To investigate this issue, the Ombudsman has launched the still ongoing Payment Times and Accuracy Inquiry, to determine the extent of the problem, and come up with ways to properly address it. The inquiry will culminate in the presentation of a final report to the Minister for Small Business in March 2017.
What the inquiry has found
Some early findings have already been released by the ASBFEO, and revealed that late payments have become epidemic. Fully half of Australian small businesses experience late payments on at least half of all bills owed to them by volume. Not only that, this practice of paying late is becoming more widespread among powerful corporations. 60% of the businesses surveyed have indicated that more clients are paying late, and that they’re paying increasingly late.
This practice is having serious effects on both the affected businesses, and the business owners who operate them. Business owners are forced to cope with increased stress and anxiety related health problems, and 70% indicate that late payments have negatively affected profitability and cash flow. At any given time, small businesses are owed about $26 billion in unpaid debts, interfering with their ability to grow and operate effectively.
How do big businesses benefit?
Large corporations may be attempting to stretch out late payments deliberately to effectively give themselves loans at the expense of their suppliers. Paying late temporarily gives them access to more total capital, which they can ostensibly use to generate more wealth. Additionally, they may be able to force the smaller partner to settle for partial payment at some point in the future.
They can do this because of the inherent power imbalance between large and small businesses. Smaller businesses often rely on big contracts from much larger clients for their survival, allowing the bigger partner to effectively dictate unfavourable terms to them. Not only that, but smaller businesses are often under such pressure to maintain a good relationship with those clients that they don’t retaliate when clients don’t even meet those unfavourable terms.
What’s does this mean for small businesses?
Small businesses have it tougher than most, and things are getting worse. Late payments and stretched out payment terms can cause dangerous cash flow interruptions, which weakens established small businesses and prevents others from pursuing growth opportunities and developing robustly. This shifts the balance of power even further, making those businesses even more dependent on those big contracts for their continued survival.

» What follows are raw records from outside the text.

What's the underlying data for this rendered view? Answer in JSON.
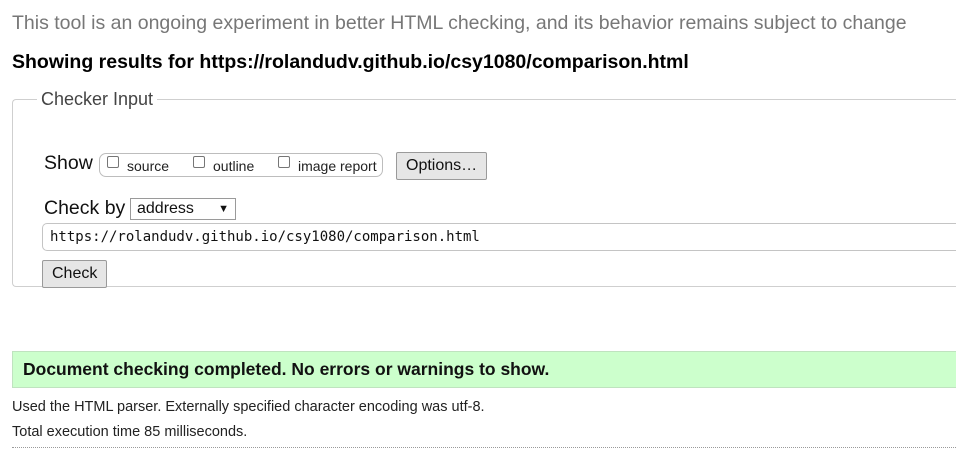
{
  "intro_text": "This tool is an ongoing experiment in better HTML checking, and its behavior remains subject to change",
  "results_heading": "Showing results for https://rolandudv.github.io/csy1080/comparison.html",
  "checker": {
    "legend": "Checker Input",
    "show_label": "Show",
    "show_options": [
      {
        "label": "source",
        "checked": false
      },
      {
        "label": "outline",
        "checked": false
      },
      {
        "label": "image report",
        "checked": false
      }
    ],
    "options_button": "Options…",
    "check_by_label": "Check by",
    "check_by_value": "address",
    "url_value": "https://rolandudv.github.io/csy1080/comparison.html",
    "check_button": "Check"
  },
  "result": {
    "success_message": "Document checking completed. No errors or warnings to show.",
    "parser_info": "Used the HTML parser. Externally specified character encoding was utf-8.",
    "execution_time": "Total execution time 85 milliseconds."
  },
  "colors": {
    "success_bg": "#ccffcc",
    "intro_text": "#777777"
  }
}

This creates a potential feedback cycle that can ultimately lead to fewer small businesses overall, replaced by fewer, large businesses.
Economic impacts
The Australian economy needs these small enterprises to thrive. Small businesses provide 4.8 million jobs in Australia, and comprise 97% of all the country’s businesses. These jobs are the backbone of the middle class in any economy, and need to be protected. Even if the jobs lost were replaced by larger businesses, it would create a weaker system overall.

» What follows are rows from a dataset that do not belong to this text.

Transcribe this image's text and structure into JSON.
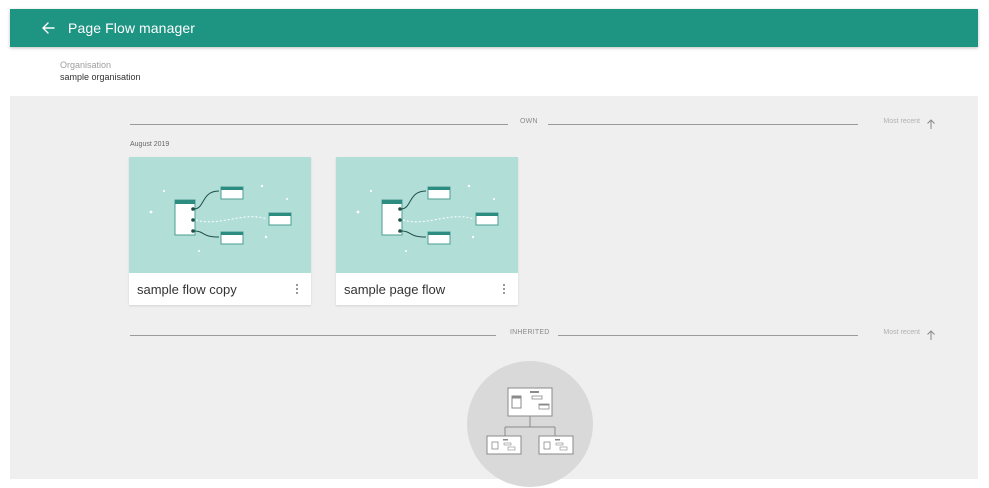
{
  "header": {
    "title": "Page Flow manager",
    "back_icon": "arrow-left-icon",
    "background_color": "#1e9483"
  },
  "organisation": {
    "label": "Organisation",
    "name": "sample organisation"
  },
  "own_section": {
    "label": "OWN",
    "sort_label": "Most recent",
    "sort_icon": "arrow-up-icon",
    "group_date": "August 2019",
    "cards": [
      {
        "title": "sample flow copy",
        "menu_icon": "kebab-menu-icon"
      },
      {
        "title": "sample page flow",
        "menu_icon": "kebab-menu-icon"
      }
    ]
  },
  "inherited_section": {
    "label": "INHERITED",
    "sort_label": "Most recent",
    "sort_icon": "arrow-up-icon",
    "empty_icon": "page-flow-hierarchy-illustration"
  },
  "colors": {
    "accent": "#1e9483",
    "card_thumbnail_bg": "#b2ded8",
    "content_bg": "#efefef"
  }
}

A large incumbent industry leader might view less competition as a positive thing in the short term, but eventually the cost of doing business would increase for everyone. Big businesses may not realise it right now, but they need small businesses too. Many independent businesses work together to create a competitive environment that benefits everyone. Fewer businesses make industries less competitive and less efficient in the long run.
What Australia can do
Both legislative and voluntary changes to the status quo may be called for to create a fairer arrangement for small businesses. Other solutions have already been implemented to address similar issues elsewhere. The EU has a legal directive requiring member states to address late payments, while the UK is implementing a requirement on big businesses to report on payment times and practices.

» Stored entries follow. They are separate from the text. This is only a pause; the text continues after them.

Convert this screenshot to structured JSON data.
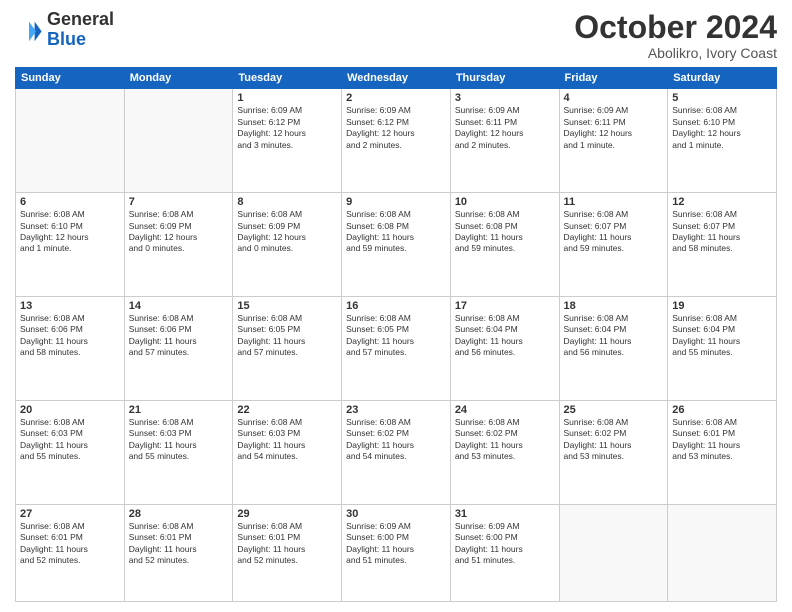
{
  "logo": {
    "general": "General",
    "blue": "Blue"
  },
  "header": {
    "month_year": "October 2024",
    "location": "Abolikro, Ivory Coast"
  },
  "weekdays": [
    "Sunday",
    "Monday",
    "Tuesday",
    "Wednesday",
    "Thursday",
    "Friday",
    "Saturday"
  ],
  "weeks": [
    [
      {
        "day": "",
        "detail": ""
      },
      {
        "day": "",
        "detail": ""
      },
      {
        "day": "1",
        "detail": "Sunrise: 6:09 AM\nSunset: 6:12 PM\nDaylight: 12 hours\nand 3 minutes."
      },
      {
        "day": "2",
        "detail": "Sunrise: 6:09 AM\nSunset: 6:12 PM\nDaylight: 12 hours\nand 2 minutes."
      },
      {
        "day": "3",
        "detail": "Sunrise: 6:09 AM\nSunset: 6:11 PM\nDaylight: 12 hours\nand 2 minutes."
      },
      {
        "day": "4",
        "detail": "Sunrise: 6:09 AM\nSunset: 6:11 PM\nDaylight: 12 hours\nand 1 minute."
      },
      {
        "day": "5",
        "detail": "Sunrise: 6:08 AM\nSunset: 6:10 PM\nDaylight: 12 hours\nand 1 minute."
      }
    ],
    [
      {
        "day": "6",
        "detail": "Sunrise: 6:08 AM\nSunset: 6:10 PM\nDaylight: 12 hours\nand 1 minute."
      },
      {
        "day": "7",
        "detail": "Sunrise: 6:08 AM\nSunset: 6:09 PM\nDaylight: 12 hours\nand 0 minutes."
      },
      {
        "day": "8",
        "detail": "Sunrise: 6:08 AM\nSunset: 6:09 PM\nDaylight: 12 hours\nand 0 minutes."
      },
      {
        "day": "9",
        "detail": "Sunrise: 6:08 AM\nSunset: 6:08 PM\nDaylight: 11 hours\nand 59 minutes."
      },
      {
        "day": "10",
        "detail": "Sunrise: 6:08 AM\nSunset: 6:08 PM\nDaylight: 11 hours\nand 59 minutes."
      },
      {
        "day": "11",
        "detail": "Sunrise: 6:08 AM\nSunset: 6:07 PM\nDaylight: 11 hours\nand 59 minutes."
      },
      {
        "day": "12",
        "detail": "Sunrise: 6:08 AM\nSunset: 6:07 PM\nDaylight: 11 hours\nand 58 minutes."
      }
    ],
    [
      {
        "day": "13",
        "detail": "Sunrise: 6:08 AM\nSunset: 6:06 PM\nDaylight: 11 hours\nand 58 minutes."
      },
      {
        "day": "14",
        "detail": "Sunrise: 6:08 AM\nSunset: 6:06 PM\nDaylight: 11 hours\nand 57 minutes."
      },
      {
        "day": "15",
        "detail": "Sunrise: 6:08 AM\nSunset: 6:05 PM\nDaylight: 11 hours\nand 57 minutes."
      },
      {
        "day": "16",
        "detail": "Sunrise: 6:08 AM\nSunset: 6:05 PM\nDaylight: 11 hours\nand 57 minutes."
      },
      {
        "day": "17",
        "detail": "Sunrise: 6:08 AM\nSunset: 6:04 PM\nDaylight: 11 hours\nand 56 minutes."
      },
      {
        "day": "18",
        "detail": "Sunrise: 6:08 AM\nSunset: 6:04 PM\nDaylight: 11 hours\nand 56 minutes."
      },
      {
        "day": "19",
        "detail": "Sunrise: 6:08 AM\nSunset: 6:04 PM\nDaylight: 11 hours\nand 55 minutes."
      }
    ],
    [
      {
        "day": "20",
        "detail": "Sunrise: 6:08 AM\nSunset: 6:03 PM\nDaylight: 11 hours\nand 55 minutes."
      },
      {
        "day": "21",
        "detail": "Sunrise: 6:08 AM\nSunset: 6:03 PM\nDaylight: 11 hours\nand 55 minutes."
      },
      {
        "day": "22",
        "detail": "Sunrise: 6:08 AM\nSunset: 6:03 PM\nDaylight: 11 hours\nand 54 minutes."
      },
      {
        "day": "23",
        "detail": "Sunrise: 6:08 AM\nSunset: 6:02 PM\nDaylight: 11 hours\nand 54 minutes."
      },
      {
        "day": "24",
        "detail": "Sunrise: 6:08 AM\nSunset: 6:02 PM\nDaylight: 11 hours\nand 53 minutes."
      },
      {
        "day": "25",
        "detail": "Sunrise: 6:08 AM\nSunset: 6:02 PM\nDaylight: 11 hours\nand 53 minutes."
      },
      {
        "day": "26",
        "detail": "Sunrise: 6:08 AM\nSunset: 6:01 PM\nDaylight: 11 hours\nand 53 minutes."
      }
    ],
    [
      {
        "day": "27",
        "detail": "Sunrise: 6:08 AM\nSunset: 6:01 PM\nDaylight: 11 hours\nand 52 minutes."
      },
      {
        "day": "28",
        "detail": "Sunrise: 6:08 AM\nSunset: 6:01 PM\nDaylight: 11 hours\nand 52 minutes."
      },
      {
        "day": "29",
        "detail": "Sunrise: 6:08 AM\nSunset: 6:01 PM\nDaylight: 11 hours\nand 52 minutes."
      },
      {
        "day": "30",
        "detail": "Sunrise: 6:09 AM\nSunset: 6:00 PM\nDaylight: 11 hours\nand 51 minutes."
      },
      {
        "day": "31",
        "detail": "Sunrise: 6:09 AM\nSunset: 6:00 PM\nDaylight: 11 hours\nand 51 minutes."
      },
      {
        "day": "",
        "detail": ""
      },
      {
        "day": "",
        "detail": ""
      }
    ]
  ]
}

To complement these actions directed toward big businesses, the inquiry will also look at options that could help small enterprises to improve their cash flow management through the use of financial technologies, education, and improved communication.
These businesses need to be supported and protected to ensure the healthy long-term function of any economy. The ASBFEO’s inquiry is a highly promising first step by the Australian government on behalf of the country’s 2.1 million small businesses, and the results of this action may pave the way for a better and more robust business environment for everyone.